If I were a chartist, which I’m not, I’m sure I would consider the chart of KKR Financial to be surpassingly ugly. But I had lunch today with Brian McMahon, the CEO and CIO of Thornburg Investment Management, and he’s much more constructive on the company, which essentially is a lender.
McMahon said that the interest rate on the loans that KKR Financial makes has gone up well over 200bp since the summer, in some cases as much as 300bp, even as KKR Financial’s own cost of funds has only gone up about 75bp. Result: higher earnings! So if you consider the value of the company to be the discounted value of future earnings, that value should in theory be higher than it was when the crunch hit last summer.

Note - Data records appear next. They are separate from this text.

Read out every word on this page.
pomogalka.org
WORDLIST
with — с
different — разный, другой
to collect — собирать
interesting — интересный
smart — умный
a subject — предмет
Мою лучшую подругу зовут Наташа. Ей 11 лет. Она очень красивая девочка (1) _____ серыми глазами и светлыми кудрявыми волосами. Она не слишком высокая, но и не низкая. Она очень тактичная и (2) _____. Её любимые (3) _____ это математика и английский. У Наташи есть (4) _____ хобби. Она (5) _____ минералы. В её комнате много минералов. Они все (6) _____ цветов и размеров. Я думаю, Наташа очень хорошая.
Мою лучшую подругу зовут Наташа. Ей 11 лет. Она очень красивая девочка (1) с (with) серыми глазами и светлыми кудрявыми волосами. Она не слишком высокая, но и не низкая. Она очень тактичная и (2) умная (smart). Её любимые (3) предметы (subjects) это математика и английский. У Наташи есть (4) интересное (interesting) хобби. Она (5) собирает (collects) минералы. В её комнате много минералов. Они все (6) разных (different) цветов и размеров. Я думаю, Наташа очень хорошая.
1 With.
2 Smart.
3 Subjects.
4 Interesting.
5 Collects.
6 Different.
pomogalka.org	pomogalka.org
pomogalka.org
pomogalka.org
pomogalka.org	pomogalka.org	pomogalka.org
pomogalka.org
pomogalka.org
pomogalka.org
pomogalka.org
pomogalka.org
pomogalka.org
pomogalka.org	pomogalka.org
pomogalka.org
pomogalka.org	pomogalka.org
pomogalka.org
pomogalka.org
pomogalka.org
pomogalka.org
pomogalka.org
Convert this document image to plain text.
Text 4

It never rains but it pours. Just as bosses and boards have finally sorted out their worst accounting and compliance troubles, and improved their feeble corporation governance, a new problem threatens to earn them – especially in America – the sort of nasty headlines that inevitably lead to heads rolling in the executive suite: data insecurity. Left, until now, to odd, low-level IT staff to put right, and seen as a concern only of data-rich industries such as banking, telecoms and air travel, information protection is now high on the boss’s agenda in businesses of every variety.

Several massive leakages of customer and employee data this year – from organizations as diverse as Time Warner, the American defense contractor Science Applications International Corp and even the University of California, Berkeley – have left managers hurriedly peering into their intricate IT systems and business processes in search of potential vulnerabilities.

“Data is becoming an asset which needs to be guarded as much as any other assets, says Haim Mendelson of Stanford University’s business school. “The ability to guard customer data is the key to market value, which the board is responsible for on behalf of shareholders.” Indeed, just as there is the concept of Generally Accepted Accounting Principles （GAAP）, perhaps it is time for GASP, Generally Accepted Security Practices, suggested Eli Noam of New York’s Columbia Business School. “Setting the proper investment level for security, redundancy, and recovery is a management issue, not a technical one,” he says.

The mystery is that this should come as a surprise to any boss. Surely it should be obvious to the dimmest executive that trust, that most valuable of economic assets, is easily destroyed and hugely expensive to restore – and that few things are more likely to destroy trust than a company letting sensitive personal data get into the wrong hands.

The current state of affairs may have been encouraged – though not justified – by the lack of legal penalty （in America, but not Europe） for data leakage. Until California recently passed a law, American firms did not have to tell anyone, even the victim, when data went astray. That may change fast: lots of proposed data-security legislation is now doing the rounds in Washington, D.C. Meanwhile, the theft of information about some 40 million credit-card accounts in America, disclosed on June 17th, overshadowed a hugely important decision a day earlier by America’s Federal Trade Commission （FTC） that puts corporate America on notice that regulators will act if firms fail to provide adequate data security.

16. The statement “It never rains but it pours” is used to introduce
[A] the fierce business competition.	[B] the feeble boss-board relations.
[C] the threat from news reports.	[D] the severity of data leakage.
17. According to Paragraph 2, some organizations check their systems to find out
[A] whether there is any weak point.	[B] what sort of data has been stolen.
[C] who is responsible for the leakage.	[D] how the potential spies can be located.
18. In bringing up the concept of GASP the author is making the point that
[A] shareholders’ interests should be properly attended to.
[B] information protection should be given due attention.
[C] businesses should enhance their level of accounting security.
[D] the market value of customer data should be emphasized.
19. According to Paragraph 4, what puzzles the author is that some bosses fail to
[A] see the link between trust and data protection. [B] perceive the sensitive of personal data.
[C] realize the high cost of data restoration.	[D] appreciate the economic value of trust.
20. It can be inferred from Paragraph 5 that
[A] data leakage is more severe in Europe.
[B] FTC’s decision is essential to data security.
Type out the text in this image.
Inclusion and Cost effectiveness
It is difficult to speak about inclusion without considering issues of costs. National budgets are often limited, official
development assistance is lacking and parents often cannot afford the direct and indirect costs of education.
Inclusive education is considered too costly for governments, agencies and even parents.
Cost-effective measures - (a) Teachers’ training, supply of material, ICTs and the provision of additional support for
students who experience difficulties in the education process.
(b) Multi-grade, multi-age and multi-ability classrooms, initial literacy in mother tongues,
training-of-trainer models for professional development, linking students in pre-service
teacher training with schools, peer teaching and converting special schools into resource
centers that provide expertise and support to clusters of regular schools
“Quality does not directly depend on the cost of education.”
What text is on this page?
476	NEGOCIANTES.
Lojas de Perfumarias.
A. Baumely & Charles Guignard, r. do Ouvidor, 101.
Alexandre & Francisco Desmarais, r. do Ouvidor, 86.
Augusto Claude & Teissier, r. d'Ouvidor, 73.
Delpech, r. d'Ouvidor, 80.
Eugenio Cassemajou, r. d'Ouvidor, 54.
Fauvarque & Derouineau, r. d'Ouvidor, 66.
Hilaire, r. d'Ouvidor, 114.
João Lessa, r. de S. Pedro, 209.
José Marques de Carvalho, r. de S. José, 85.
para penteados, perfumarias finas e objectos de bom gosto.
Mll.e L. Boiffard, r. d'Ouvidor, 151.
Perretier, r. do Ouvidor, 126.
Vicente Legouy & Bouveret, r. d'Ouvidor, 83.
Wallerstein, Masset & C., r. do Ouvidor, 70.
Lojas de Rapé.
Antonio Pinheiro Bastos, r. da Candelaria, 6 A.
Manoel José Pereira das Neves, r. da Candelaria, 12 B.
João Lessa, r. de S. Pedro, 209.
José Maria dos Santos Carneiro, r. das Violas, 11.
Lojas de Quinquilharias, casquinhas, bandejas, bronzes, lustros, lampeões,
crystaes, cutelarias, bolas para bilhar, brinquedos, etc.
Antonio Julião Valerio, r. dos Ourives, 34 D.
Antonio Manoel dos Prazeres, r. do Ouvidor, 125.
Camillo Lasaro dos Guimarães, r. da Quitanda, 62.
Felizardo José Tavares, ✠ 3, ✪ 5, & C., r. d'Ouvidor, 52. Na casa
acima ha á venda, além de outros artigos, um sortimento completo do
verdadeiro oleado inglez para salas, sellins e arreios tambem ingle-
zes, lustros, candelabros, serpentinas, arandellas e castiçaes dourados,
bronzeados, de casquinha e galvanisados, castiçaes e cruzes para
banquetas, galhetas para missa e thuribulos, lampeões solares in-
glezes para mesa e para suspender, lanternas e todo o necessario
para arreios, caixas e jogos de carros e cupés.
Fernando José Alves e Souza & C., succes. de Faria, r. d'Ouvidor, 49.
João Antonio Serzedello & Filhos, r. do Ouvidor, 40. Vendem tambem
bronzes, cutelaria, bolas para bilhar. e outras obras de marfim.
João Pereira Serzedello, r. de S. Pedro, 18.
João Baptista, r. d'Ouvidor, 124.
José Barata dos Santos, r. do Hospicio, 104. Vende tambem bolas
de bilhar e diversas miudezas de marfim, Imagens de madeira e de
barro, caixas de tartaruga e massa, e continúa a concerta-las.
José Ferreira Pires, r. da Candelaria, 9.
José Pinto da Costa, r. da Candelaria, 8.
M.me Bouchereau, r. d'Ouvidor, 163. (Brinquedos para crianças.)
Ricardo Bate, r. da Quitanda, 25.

Of course, the discount rate you use to value the company will probably have risen too – and, crucially, the expected default rate on KKR Financial’s assets is likely to have gone up substantially, given how property-centric its portfolio is. But is that enough to justify the fact that KKR Financial is trading at less than half the price it was at a year ago?
And McMahon’s bigger point is well taken: lending is a good business right now, as credit spreads have widened and banks start being reintermediated in the wake of the bond markets largely closing down for many issuers. There are bound to be banks out there, and other lenders, who have been battered by the credit crunch but whose loan portfolio is actually reasonably solid. Those stocks could prove to be very attractive over the medium to long term, especially if you think that any recession in the US is likely to be relatively mild and overall default rates are likely to remain subdued.